Autologous tissue has been used to treat female stress urinary incontinence (SUI) for almost a century, with many operative modifications introduced throughout the years of the standard procedure known as pubovaginal sling (PVS) [1]. Currently, either rectus fascia or fascia lata are used to create a hammock on which the bladder neck and urethra can rest. The use of other biological tissues, however, failed the test of time, albeit the earlier good results. During the past decade, the US Food and Drug Administration (FDA) public communications caused a dramatic increase in litigation and malpractice claims related to synthetic mesh use for midurethral slings (MUS). As a direct result, the use of these slings significantly decreased, partly because their production was abandoned by many manufactures, and partly due to the growing concern among women about having this type of surgery [2]. This factor was responsible for the resurgence of interest in recent years to adopt the autologous PVS or fascial sling as an alternative surgical option for treatment of SUI when there is concern about tissue quality, possible litigation, and when patients refuse synthetic slings. The low rate of adverse events with PVS, such as vaginal erosion, infection, and urethral damage attributable to synthetic mesh, also supported this decision. The PVS can thus be used in patients when placement of a synthetic mesh sling is contraindicated, such as with concomitant urethral diverticulectomy, repair of urethrovaginal fistulae, prior pelvic radiation, or history of prior or concurrent urethral mesh erosion [2]. Traditionally, the PVS was reserved for recurrent SUI due to intrinsic sphincteric deficiency because of the technical difficulty involved and the special surgical skills required for performing the procedure. More recently, the operation has been successfully used for primary SUI, as continence rates were better with greater patient satisfaction despite the higher incidence of postoperative voiding dysfunction compared with Burch colposuspension [3]. This finding is supported by results of a recent meta-analysis of 15,855 patients showing that both synthetic and PVS had similar objective cure rates that were superior to Burch colposuspension [4].

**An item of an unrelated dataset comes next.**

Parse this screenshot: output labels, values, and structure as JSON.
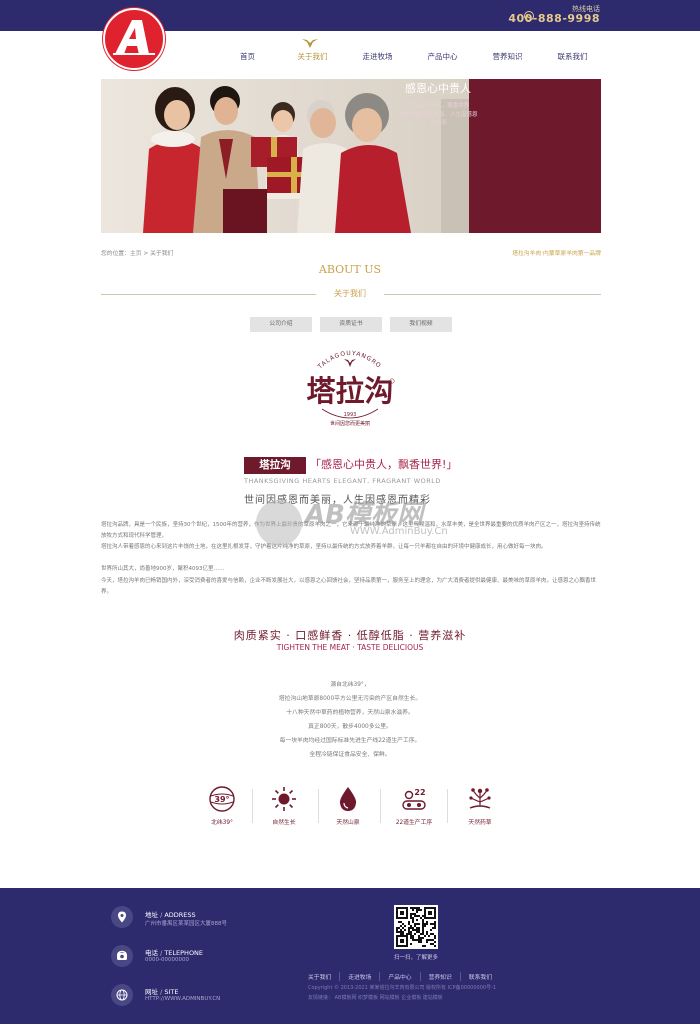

SUI in women should be considered as a continual process directly related to internal sphincter competence. In women with SUI and normally functioning internal sphincter, a higher intra-abdominal pressure is required to forcibly open the bladder outlet, but a lower increase of abdominal pressure will cause outlet opening and incontinence if the sphincter function is compromised. Positioning an anti-incontinence sling at the bladder neck and proximal urethra provides support to the bladder outlet with increased intra-abdominal pressure, thus restoring continence. Using videofluorourodynamic studies with the patient in the standing position, a moderate increase of posterior urethral pressure was observed with SUI that is enough to maintain continence during rest. The specific dynamic action of the sling was, however, demonstrated during increased abdominal pressure with coughing and Valsalva maneuver. The rectus muscle contracted, pulling the sling slightly forward (anteriorly), with rotation of the bladder base posteriorly and inferiorly causing compression and kinking of the bladder outlet and preventing incontinence. Understanding this selective dynamic continence mechanism is essential to the pelvic surgeon to avoid excessive tightening of the sling, which will lead to voiding dysfunction. If the high residual urine or urinary retention resulting from voiding dysfunction does not resolve after 3 months postoperatively, a sling incision may be required. In certain women with severe SUI due to damaged or impaired internal sphincteric mechanism, an occlusive sling or crossover bladder-neck wrap sling may be required. Examples of these cases include extensive sphincter fibrosis following multiple pelvic surgery or neurogenic patients with a wide-open bladder neck.

Pelvic reconstructive surgeons are expected to discuss surgical options with women with SUI in detail so that an informed decision can be made by both parties regarding which surgery to choose. The pros and cons of PVS, including additional incision to harvest the fascia and more storage symptoms than with mesh slings, should be addressed. The newer generation of surgeons, however, have little or no exposure to the complex technical skills needed to perform a successful PVS. Teaching this procedure is thus essential in any fellowship training program in female pelvic medicine and reconstructive surgery, because the PVS is gaining momentum as a primary therapeutic option for SUI. In fact, a recent report on the international minimum acceptable training standards for obstetrics and gynecology residents and general providers has given PVS the same weight as that of synthetic sling and Burch colposuspension regarding competency level in surgical skills. Cadaveric courses that offer numerous opportunities for practice and hands-on experiences via a mentor–mentee dynamic model can provide the most suitable platform for acquiring these skills, similar to other anti-incontinence procedures.

The autologous PVS remains a valuable surgical option for both primary and recurrent SUI in women, showing high cure rates and minimal side effects. The operation restores continence through a dynamic hammock mechanism that works mainly during increased intra-abdominal pressure, with minimal effect on resting bladder-outlet resistance. With the recent decline in the use of synthetic MUS, the demand for PVS is expected to increase in urogynecological practice, and this requires specific training in procedural surgical skills during fellowship programs.